Tuesday, December 13, 2011

The South's Olive

They grow in sandy soil. While they can be eaten raw, more often than not, they are processed prior to ingestion. They can be turned into paste and smeared on bread. They can be pressed to get an oil suitable for nearly any cooking or beauty purpose. They can relax in a salty brine producing an excellent snack. I am speaking of course of the humble giant that is the peanut.

I love peanuts, always have, always will. I still eat peanut butter and jelly sandwiches, unironically. I carry a year's supply of Reese's Peanut Butter Cups on any boat trip I take, just in case. I enjoy snacking on crunchy, salty peanuts while sipping a cold beer or rum drink. Yet, all of those forms take a back seat to boiled peanuts.

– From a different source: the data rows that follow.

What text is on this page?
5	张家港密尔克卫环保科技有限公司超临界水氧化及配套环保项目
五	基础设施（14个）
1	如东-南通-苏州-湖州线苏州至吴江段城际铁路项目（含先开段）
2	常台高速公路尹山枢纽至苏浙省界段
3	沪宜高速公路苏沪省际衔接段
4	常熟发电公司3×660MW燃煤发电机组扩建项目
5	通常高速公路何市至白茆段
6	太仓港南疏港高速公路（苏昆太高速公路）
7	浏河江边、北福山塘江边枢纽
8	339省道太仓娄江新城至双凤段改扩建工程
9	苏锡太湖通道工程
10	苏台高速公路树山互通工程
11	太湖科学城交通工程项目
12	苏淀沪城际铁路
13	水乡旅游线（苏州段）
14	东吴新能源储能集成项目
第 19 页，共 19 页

I first encountered boiled peanuts in college when classmates from South Carolina would truck up tubs filled with the brown pods following breaks in classes. Eating a boiled peanut is not at all dissimilar to eating crawfish. First, you place the pod in between your teeth and press gently. If you do it correctly, a tiny slit will rupture, with a gentle inhale your mouth will flood with saltwater. Then pull the peanut from your mouth, peel off the shell and eat the one, two, or three peanuts inside. Lather, rinse, and repeat. You can do this for hours on end, making it a great source of exercise.

The best boiled peanuts come from "green" peanuts which means they were grown using solar energy and transported via a Toyota Prius. They are hard to find down here, so I tend to use raw peanuts when making boiled peanuts. All raw means is the peanuts have been dried. I've tried various techniques of boiling peanuts- overnight soaking, boiling rapidly in heavily salted water, salting after boiling, steeping, and on and on - with differing levels of success. But one day a few weeks ago, the crock pot once again proved its utility. 

Fill a crock pot with peanuts about three-fourths of the way up. Then pour in some cold water. Some peanuts will float on top, don't worry as they will sink eventually. Then dump in a 1/4 cup of salt - you can reseason later anyway. Turn the crock pot on low and go to work. When you come home, stir the pot, and raise heat to high. After another 30 minutes, all of the peanuts should have sunk to the bottom. Turn off heat and let peanuts steep for an hour. Taste. They should be salty enough, but if not, add more salt. They should be soft, but not mushy. You can eat them warm, but for some perverse reason, I prefer cold boiled peanuts. They are even better with the following martini.

A Southern Dirty Martini

A salted olive and a boiled peanut have much in common both in flavor and texture. It is highly probable that the entire idea of adding olives to a martini came about when some inebriated businessmen decided to add the olives which were served as snacks with his martini to his martini. Last year, Jake pointed out his favorite way of drinking martinis is with chilled boiled peanuts. So why use olives from Greece or Spain to season your martini, when a peanut will do? Ice in a glass, add four parts gin and one and a half parts of vermouth. Grab two cold boiled peanuts and squeeze the juice into the glass. Stir with a long handled spoon and then strain into a chilled glass or serve on the rocks. Add three or four shelled boiled peanuts.

What results is a typical martini with a salty, slightly nutty edge - imagine your crazy Uncle Leo distilled into a cocktail. Plus, and trust me on this, a gin soaked boiled peanut is the best way to enjoy the South's olive. 

1 comment:

Mary Griggs said...

I use the crock pot method as well but I also put in a tablespoon or so of Zatarain's Crab & Shrimp Boil for a little extra flavor.